Haiti where is the money going




















Its board minutes have not been updated since December The link for latest news is blank. An email to its press contacts has not been responded to. Pending a decision of the Haitian Parliament regarding the future of this institution, a team is currently dealing with day-to-day business.

The re submission of project proposals remains closed until further notice. The HRC is but another piece of the larger puzzle of where the money comes from, where it goes, and who knows what is going on.

The funds have been mobilized, coordinated and allocated in support of priorities set by the Government and its recovery commission. Projects are to be first approved by the IHRC and then the HRF; then the donors actually choose what projects get the money, how the funds are to be dispersed, who will spend the money and how it will be accounted for.

Haitians, whether through their government, Haitian NGOs, or Haitian companies, have had almost no control over how the money donated to Haiti in the wake of the earthquake has been spent. Haiti will be blamed by the international community despite poor planning, poor execution, and the siphoning off of funds by international NGOs and private companies.

Channeling assistance to Haiti before and after the earthquake As of December , it reports that four of eleven million cubic meters of debris have been removed, camp occupancy has dropped from 1. Times, Jan. Orlando Sentinel, Jan. Times Feb. Times Jan. Times, Mar. Bellerive has also criticized the international community for not allowing Haiti to play a bigger role in its own reconstruction.

Frances Robles. Skip to content. News and Events News University Events. University of Arkansas at Little Rock Search:.

Haiti: Where is the Money? There are varying reports placing the number of NGOs in the country to as low as 3, and as high as 20, While NGOs play critical roles in providing basic necessities and health services to people facing difficult times, there are questions as to who oversees them. The Centre for Global Development has been calling for the implementation of national guilds that would set a national mandatory requirement for NGOs to be registered, and possibly include a code of conduct that would keep their missions in line with one another.

It also calls for practices such as annual reports and audited financial statements. Canadians responded in the days, months and years after the earthquake. Mark Gallagher, who died in the quake. He was in the country when the earthquake struck and says Canada had a fantastic team for the mission. He says Canadian teams brought in food, flew out some 6, Haitians and built a new road and a new hospital.

Rivard points to issues with UN institutions. Fritzner says resources in Haiti are barren, likening it to a desert. Issues he points to include children not able to attend school, trouble accessing clean water, unemployment and gas shortages.

He points to the number of times the government has changed hands; three different presidents and an interim government in the last decade. Still, he says, not much has been done. He points to projects like the Village Lumane Casimir, with 1, units.

Only about half of the units are built, due to a lack of funds. Instead of waiting for the government, people have been building their homes over time. More than one million people were displaced by the earthquake.

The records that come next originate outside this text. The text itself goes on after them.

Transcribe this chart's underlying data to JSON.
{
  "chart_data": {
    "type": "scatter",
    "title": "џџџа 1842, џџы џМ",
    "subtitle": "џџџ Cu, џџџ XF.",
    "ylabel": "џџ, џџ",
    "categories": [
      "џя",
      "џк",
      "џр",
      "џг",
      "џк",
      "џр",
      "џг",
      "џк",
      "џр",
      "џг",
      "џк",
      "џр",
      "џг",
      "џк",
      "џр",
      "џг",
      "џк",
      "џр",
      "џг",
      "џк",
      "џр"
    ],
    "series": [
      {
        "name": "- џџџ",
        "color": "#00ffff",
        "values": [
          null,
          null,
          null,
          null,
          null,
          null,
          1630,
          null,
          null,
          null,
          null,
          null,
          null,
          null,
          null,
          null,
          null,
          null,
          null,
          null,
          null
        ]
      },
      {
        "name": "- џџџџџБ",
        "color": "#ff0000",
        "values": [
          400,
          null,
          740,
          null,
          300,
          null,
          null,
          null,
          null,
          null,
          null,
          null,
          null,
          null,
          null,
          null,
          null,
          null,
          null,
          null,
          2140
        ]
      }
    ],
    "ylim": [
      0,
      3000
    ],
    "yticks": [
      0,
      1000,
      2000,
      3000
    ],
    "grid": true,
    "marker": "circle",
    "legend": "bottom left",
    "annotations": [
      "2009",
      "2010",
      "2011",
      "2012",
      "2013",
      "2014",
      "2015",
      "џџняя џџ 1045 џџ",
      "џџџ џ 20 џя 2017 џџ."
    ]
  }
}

The final recommendation, encouraging the Haitian government to procure services through competitive bidding, starting with pilot projects, is an attempt to include Haiti in the process of its own recovery.

If we can pilot some projects where the government can seek the services of NGOs through contracts, I think that would help increase the accountability of NGOs and private contractors providing the services. It would also enable the Haitian government to build some control over the process of how much services are delivered, reduce replication, and maybe increase efficiency and accountability in the long run. According to Vijaya, the propensity of the United States to disburse money to intermediaries instead of the government of Haiti is based on longstanding U.

Donors need to try harder to disperse more money to the government of Haiti. The government of Haiti made some requests, for example, to rebuild the government hospital in Port au Prince, and to do some other things, and those were denied in favor of NGOs.

I think we could carry out a couple of pilots around some very basic health services. Still, there is no doubt many lives were saved and good work was done, under daunting circumstances and in the face of overwhelming destruction.

Tom Adams, the State Department's special coordinator for Haiti, conceded "it has been a challenge to implement certain parts of our assistance package," but pointed to progress in job creation, health, security and agriculture. The housing program can hardly be branded a success, though. It's put up about so far. In the meantime, there are still 85, people in displacement camps — half of which did not have latrines, according to a UN report.

Development plans for Port-au-Prince meant some downtown renters were evicted, their buildings demolished, earlier this year. Audits of other contracts have also highlighted problems with small projects.

Michel Hospital. Yele dissolved in amid questions about its bookkeeping and payouts, and the New York attorney general's office said this week it is still investigating the group's finances.